Granda era un hombre lento y flemático, seguro de su autoridad de Gobernador pero quizás no tanto de su fuerza para hacerla valer. Adivinaba extramuros de este convento, una fuerte aversión de mis paisanos al mandato del achacoso gobernante. Por ello, debía ser simplemente deferente, respetuoso y no crearle complicaciones. Mención aparte era Joaquín de Mestanza. Se adivinaba a leguas un hombre práctico, metódico hasta la pared de enfrente, inexorablemente eficaz y ante todo, un inteligente militar profesional en ciernes, no en declive como Granda. Era mi aliado natural en potencia, alguien ambicioso y escrupuloso a quien la vida de molicie en la mediocre aldea debía de hacérsele harto insufrible. Era menester ganarme su confianza como colega, pues percibía en él al intelecto capaz de decidir para donde mover los engranajes de la provincia.
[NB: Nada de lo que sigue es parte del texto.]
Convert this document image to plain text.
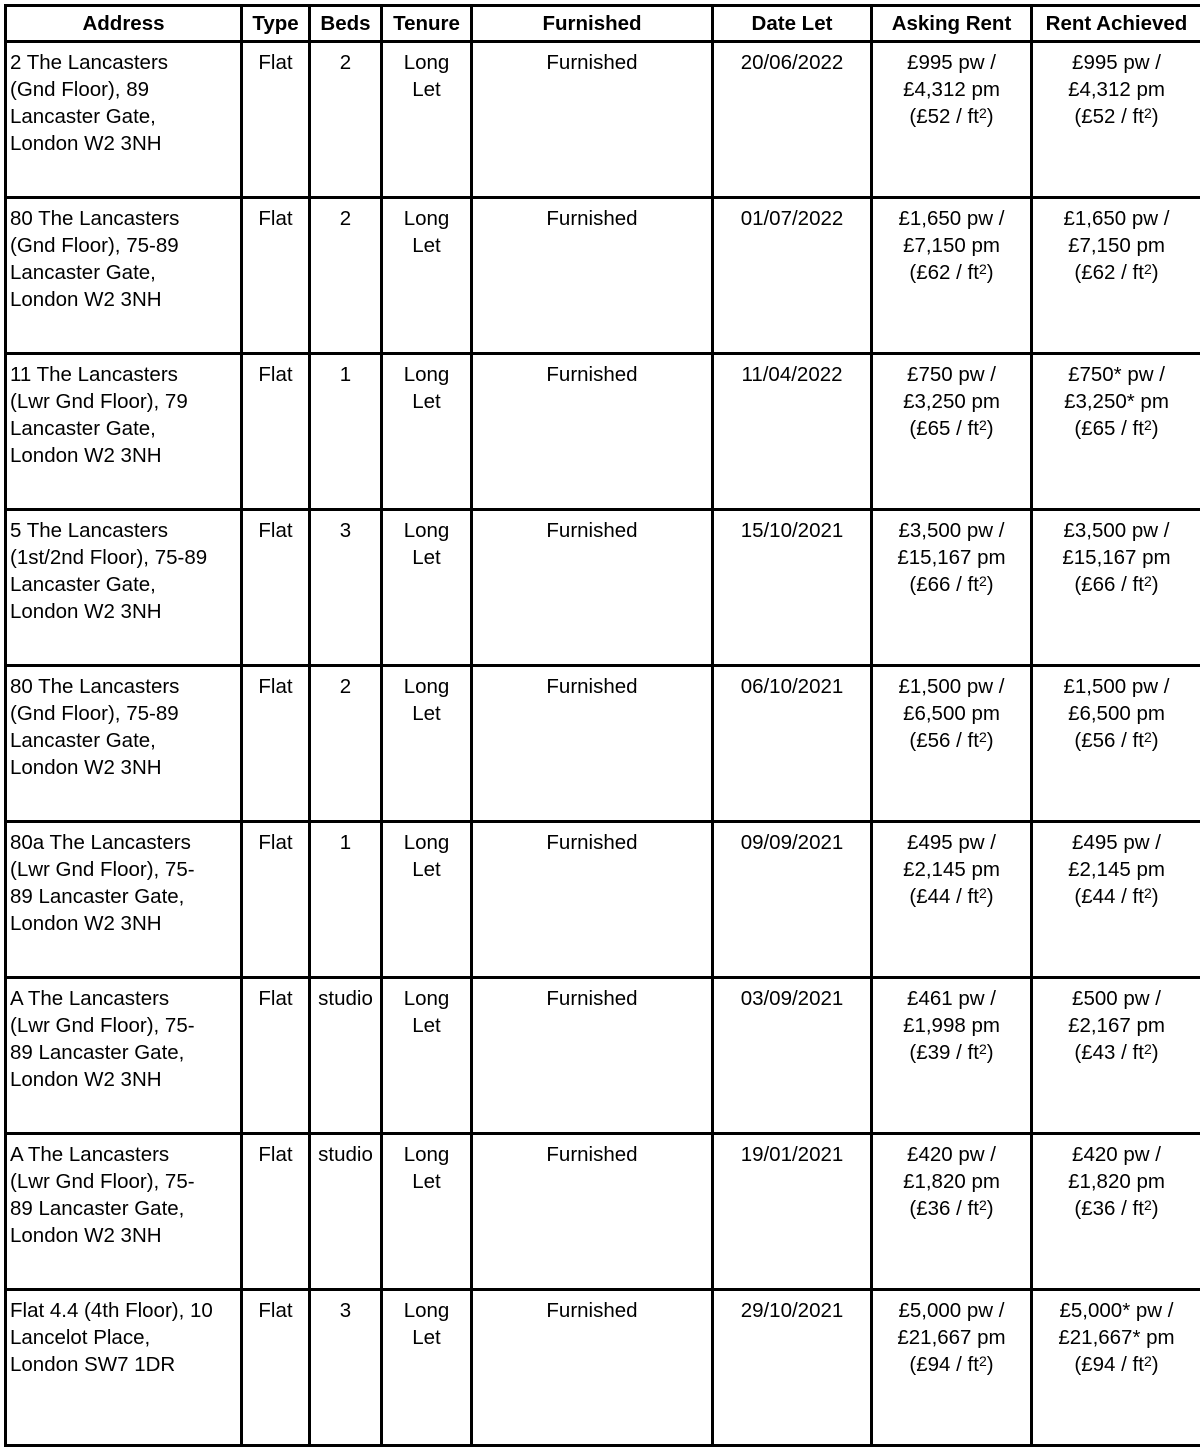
Address	Type	Beds	Tenure	Furnished	Date Let	Asking Rent	Rent Achieved

2 The Lancasters
(Gnd Floor), 89
Lancaster Gate,
London W2 3NH	Flat	2	Long
Let	Furnished	20/06/2022	£995 pw /
£4,312 pm
(£52 / $ft^2$)	£995 pw /
£4,312 pm
(£52 / $ft^2$)

80 The Lancasters
(Gnd Floor), 75-89
Lancaster Gate,
London W2 3NH	Flat	2	Long
Let	Furnished	01/07/2022	£1,650 pw /
£7,150 pm
(£62 / $ft^2$)	£1,650 pw /
£7,150 pm
(£62 / $ft^2$)

11 The Lancasters
(Lwr Gnd Floor), 79
Lancaster Gate,
London W2 3NH	Flat	1	Long
Let	Furnished	11/04/2022	£750 pw /
£3,250 pm
(£65 / $ft^2$)	£750* pw /
£3,250* pm
(£65 / $ft^2$)

5 The Lancasters
(1st/2nd Floor), 75-89
Lancaster Gate,
London W2 3NH	Flat	3	Long
Let	Furnished	15/10/2021	£3,500 pw /
£15,167 pm
(£66 / $ft^2$)	£3,500 pw /
£15,167 pm
(£66 / $ft^2$)

80 The Lancasters
(Gnd Floor), 75-89
Lancaster Gate,
London W2 3NH	Flat	2	Long
Let	Furnished	06/10/2021	£1,500 pw /
£6,500 pm
(£56 / $ft^2$)	£1,500 pw /
£6,500 pm
(£56 / $ft^2$)

80a The Lancasters
(Lwr Gnd Floor), 75-
89 Lancaster Gate,
London W2 3NH	Flat	1	Long
Let	Furnished	09/09/2021	£495 pw /
£2,145 pm
(£44 / $ft^2$)	£495 pw /
£2,145 pm
(£44 / $ft^2$)

A The Lancasters
(Lwr Gnd Floor), 75-
89 Lancaster Gate,
London W2 3NH	Flat	studio	Long
Let	Furnished	03/09/2021	£461 pw /
£1,998 pm
(£39 / $ft^2$)	£500 pw /
£2,167 pm
(£43 / $ft^2$)

A The Lancasters
(Lwr Gnd Floor), 75-
89 Lancaster Gate,
London W2 3NH	Flat	studio	Long
Let	Furnished	19/01/2021	£420 pw /
£1,820 pm
(£36 / $ft^2$)	£420 pw /
£1,820 pm
(£36 / $ft^2$)

Flat 4.4 (4th Floor), 10
Lancelot Place,
London SW7 1DR	Flat	3	Long
Let	Furnished	29/10/2021	£5,000 pw /
£21,667 pm
(£94 / $ft^2$)	£5,000* pw /
£21,667* pm
(£94 / $ft^2$)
Y en cuanto al pueblo llano, ¿qué hacer? Por lo pronto, ya era yo una leyenda fuera de los ladrillos del convento. Intuía que la guardia a la entrada no solo era para prevenir mi huida, cosa insensata dado mi deplorable estado y mi desconocimiento de las posibilidades del terreno, sino también para espantar fisgones. Debía demostrarles que el resucitado, efectivamente, había vuelto, pero para bien, sumisamente convencido de que el designio divino me había traído para empezar de cero y limpiar mis culpas. Una tenue claridad se coló por las rendijas del postigo en la ventana, indicándome que había gastado toda la noche preparando la puesta en escena. Respiré tranquilo. Tenía cavada la trinchera y podía darme el lujo de esperar la embestida. Y en cuanto a mis alucinaciones, no eran más que los diablos del pasado hablando a través de la fiebre, alimentados con la mortal supresión del opio. Ni por la mente se me ocurrió pensar en las sombrías premoniciones de unas oscuras montañas que habían despertado en angustia al sentir la llegada del fuego que había precedido a la formación del mundo, el advenimiento de la serpiente emplumada.